В большом помещении, носившем название "ожидальная", потому что зимой в нем сотни рабочих ожидали расчета, кипела работа. Плотники натягивали на раму полотно, устраивали скамьи для публики и загородку для рабочих.
Конторщики то и дело выскакивали из конторы и прибегали смотреть, как идет работа и успеют ли закончить все к вечеру воскресенья, когда была назначена премьера.
Уже в субботу с утра в конторе никто не занимался. Все бродили от одного стола к другому и с напускным видом равнодушия вели беседы.
- Симпатичный он человек, этот Кибабчич. Такой простой. Вчера даже обедал у штейгера Анисимова.
- Ну?.. Все-таки, что ни говорите, затеять такое дело нужна большая сметка! Ведь это как театр!
- А его сестра на мандолине играть будет, - сказал пронырливый Масалакин.
- Что ты! Артистка?
- Значит, артистка, если играет на мандолине!
- И ты с ней знаком?
- Ну, не знаком еще. Но могу познакомиться... через Анисимова.
Все пожали плечами, но на лицах читалась самая некрасивая, незамаскированная зависть.
Наступило воскресенье.
Хотя начало сеанса было назначено в восемь часов, но рабочие пришли в четыре, конторщики - в шесть с половиной, а бухгалтер и штейгер, как истые аристократы, пресыщенные жизнью и удовольствиями, - в семь часов.
Масалакин, этот несокрушимый смелый лев, успел-таки познакомиться с сестрой Кибабчича, невзрачной брюнеткой, и с семи часов вечера уже стоял около ее стула, рассматривая мандолину с искусственным спокойствием человека, умеющего владеть собой.
Масалакин одет был шикарнее всех. На нем был смокинг, темно-красный закрытый жилет и изящные скороходы, сквозь верхние прорезы которых виднелись чистые белые чулки. На пальце сверкал огромный бриллиант, вымененный у Петухина на собрание сочинений Жюля Верна, а в галстуке торчала такая громадная булавка, что Масалакин время от времени одним размашистым движением подбородка сверху вниз втыкал ее глубоко по самую шляпку в галстук.
Дамы смотрели на него с обожанием, конторщики завидовали, а он бросал на всех рассеянные, снисходительные взгляды и вел со своей соседкой разговор вполголоса.
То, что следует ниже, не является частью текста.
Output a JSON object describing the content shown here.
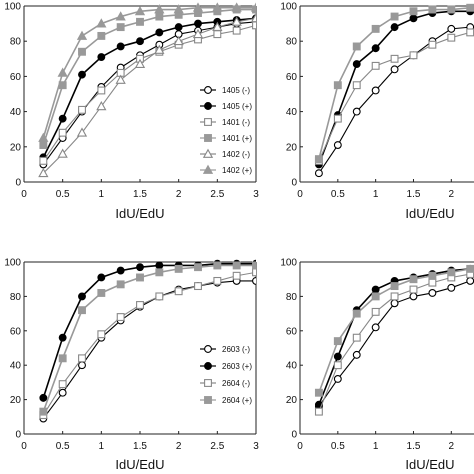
{
  "chart_data": [
    {
      "type": "line",
      "xlabel": "IdU/EdU",
      "ylabel": "",
      "xlim": [
        0,
        3
      ],
      "ylim": [
        0,
        100
      ],
      "xticks": [
        "0",
        "0.5",
        "1",
        "1.5",
        "2",
        "2.5",
        "3"
      ],
      "yticks": [
        "0",
        "20",
        "40",
        "60",
        "80",
        "100"
      ],
      "x": [
        0.25,
        0.5,
        0.75,
        1,
        1.25,
        1.5,
        1.75,
        2,
        2.25,
        2.5,
        2.75,
        3
      ],
      "legend_position": "right",
      "series": [
        {
          "name": "1405 (-)",
          "marker": "circle-open",
          "color": "#000000",
          "values": [
            10,
            25,
            40,
            54,
            65,
            72,
            78,
            84,
            86,
            88,
            90,
            91
          ]
        },
        {
          "name": "1405 (+)",
          "marker": "circle-filled",
          "color": "#000000",
          "values": [
            14,
            36,
            61,
            71,
            77,
            80,
            85,
            88,
            90,
            91,
            92,
            93
          ]
        },
        {
          "name": "1401 (-)",
          "marker": "square-open",
          "color": "#888888",
          "values": [
            12,
            28,
            41,
            52,
            62,
            70,
            74,
            78,
            81,
            84,
            86,
            89
          ]
        },
        {
          "name": "1401 (+)",
          "marker": "square-filled",
          "color": "#999999",
          "values": [
            21,
            55,
            74,
            83,
            88,
            91,
            94,
            95,
            96,
            97,
            98,
            98
          ]
        },
        {
          "name": "1402 (-)",
          "marker": "triangle-open",
          "color": "#888888",
          "values": [
            5,
            16,
            28,
            43,
            58,
            67,
            75,
            80,
            84,
            88,
            91,
            93
          ]
        },
        {
          "name": "1402 (+)",
          "marker": "triangle-filled",
          "color": "#999999",
          "values": [
            25,
            62,
            83,
            90,
            94,
            97,
            98,
            98,
            99,
            99,
            99,
            99
          ]
        }
      ]
    },
    {
      "type": "line",
      "xlabel": "IdU/EdU",
      "ylabel": "",
      "xlim": [
        0,
        2.3
      ],
      "ylim": [
        0,
        100
      ],
      "xticks": [
        "0",
        "0.5",
        "1",
        "1.5",
        "2"
      ],
      "yticks": [
        "0",
        "20",
        "40",
        "60",
        "80",
        "100"
      ],
      "x": [
        0.25,
        0.5,
        0.75,
        1,
        1.25,
        1.5,
        1.75,
        2,
        2.25
      ],
      "series": [
        {
          "marker": "circle-open",
          "color": "#000000",
          "values": [
            5,
            21,
            40,
            52,
            64,
            72,
            80,
            87,
            88
          ]
        },
        {
          "marker": "circle-filled",
          "color": "#000000",
          "values": [
            10,
            38,
            67,
            76,
            88,
            93,
            96,
            97,
            97
          ]
        },
        {
          "marker": "square-open",
          "color": "#888888",
          "values": [
            12,
            36,
            55,
            66,
            70,
            72,
            78,
            82,
            85
          ]
        },
        {
          "marker": "square-filled",
          "color": "#999999",
          "values": [
            13,
            55,
            77,
            87,
            94,
            97,
            98,
            98,
            99
          ]
        }
      ]
    },
    {
      "type": "line",
      "xlabel": "IdU/EdU",
      "ylabel": "",
      "xlim": [
        0,
        3
      ],
      "ylim": [
        0,
        100
      ],
      "xticks": [
        "0",
        "0.5",
        "1",
        "1.5",
        "2",
        "2.5",
        "3"
      ],
      "yticks": [
        "0",
        "20",
        "40",
        "60",
        "80",
        "100"
      ],
      "x": [
        0.25,
        0.5,
        0.75,
        1,
        1.25,
        1.5,
        1.75,
        2,
        2.25,
        2.5,
        2.75,
        3
      ],
      "legend_position": "right",
      "series": [
        {
          "name": "2603 (-)",
          "marker": "circle-open",
          "color": "#000000",
          "values": [
            9,
            24,
            40,
            56,
            66,
            74,
            80,
            84,
            86,
            88,
            89,
            89
          ]
        },
        {
          "name": "2603 (+)",
          "marker": "circle-filled",
          "color": "#000000",
          "values": [
            21,
            56,
            80,
            91,
            95,
            97,
            98,
            98,
            98,
            99,
            99,
            99
          ]
        },
        {
          "name": "2604 (-)",
          "marker": "square-open",
          "color": "#888888",
          "values": [
            11,
            29,
            44,
            58,
            68,
            75,
            80,
            83,
            86,
            89,
            92,
            94
          ]
        },
        {
          "name": "2604 (+)",
          "marker": "square-filled",
          "color": "#999999",
          "values": [
            13,
            44,
            72,
            82,
            87,
            91,
            94,
            96,
            97,
            98,
            98,
            98
          ]
        }
      ]
    },
    {
      "type": "line",
      "xlabel": "IdU/EdU",
      "ylabel": "",
      "xlim": [
        0,
        2.3
      ],
      "ylim": [
        0,
        100
      ],
      "xticks": [
        "0",
        "0.5",
        "1",
        "1.5",
        "2"
      ],
      "yticks": [
        "0",
        "20",
        "40",
        "60",
        "80",
        "100"
      ],
      "x": [
        0.25,
        0.5,
        0.75,
        1,
        1.25,
        1.5,
        1.75,
        2,
        2.25
      ],
      "series": [
        {
          "marker": "circle-open",
          "color": "#000000",
          "values": [
            16,
            32,
            46,
            62,
            76,
            80,
            82,
            85,
            89
          ]
        },
        {
          "marker": "circle-filled",
          "color": "#000000",
          "values": [
            17,
            45,
            72,
            84,
            89,
            91,
            93,
            95,
            96
          ]
        },
        {
          "marker": "square-open",
          "color": "#888888",
          "values": [
            13,
            40,
            56,
            71,
            80,
            84,
            88,
            91,
            93
          ]
        },
        {
          "marker": "square-filled",
          "color": "#999999",
          "values": [
            24,
            54,
            70,
            80,
            86,
            90,
            92,
            94,
            96
          ]
        }
      ]
    }
  ]
}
И думал он: "Почему не все люди одинаковы? Почему я красив, блестящ и умею поговорить, а другие конторщики - жалкие, невидные, ничем не выделяющиеся... Почему одних Господь отличает, а других сваливает в одну кучу?.."
Премьера удалась на славу. Картины весело мелькали на экране, m-lle Кибабчич играла вальс "Сон жизни", а Масалакин изредка наклонялся к ней с целью показать, что между ними уже установились дружеские отношения, и спрашивал:
- А из "Евгения Онегина" Чайковского что-нибудь играете? Или марш "Вахтпарад"?
Во время перерыва дочь больничной сиделки Аглая Федоровна подозвала блестящего Масалакина и сказала:
- Фу, какой вы нарядный! Слушайте, вы знакомы с самим антрепренером... как его?
- Кибабчич, - уронил небрежно Масалакин. - Как же, Кибабчич!
- Познакомьте меня с ним.
Масалакин ринулся в будку, вытащил оттуда Кибабчича и, дружески взяв его под руку, потащил в третий ряд.
- Да иди, Костя! Да иди сюда, я тебя с одной барышней познакомлю. Не бойся!
Все ахнули, услышав, что Масалакин уже на "ты" с гордым, богатым директором кинематографа. Конторщики завидовали...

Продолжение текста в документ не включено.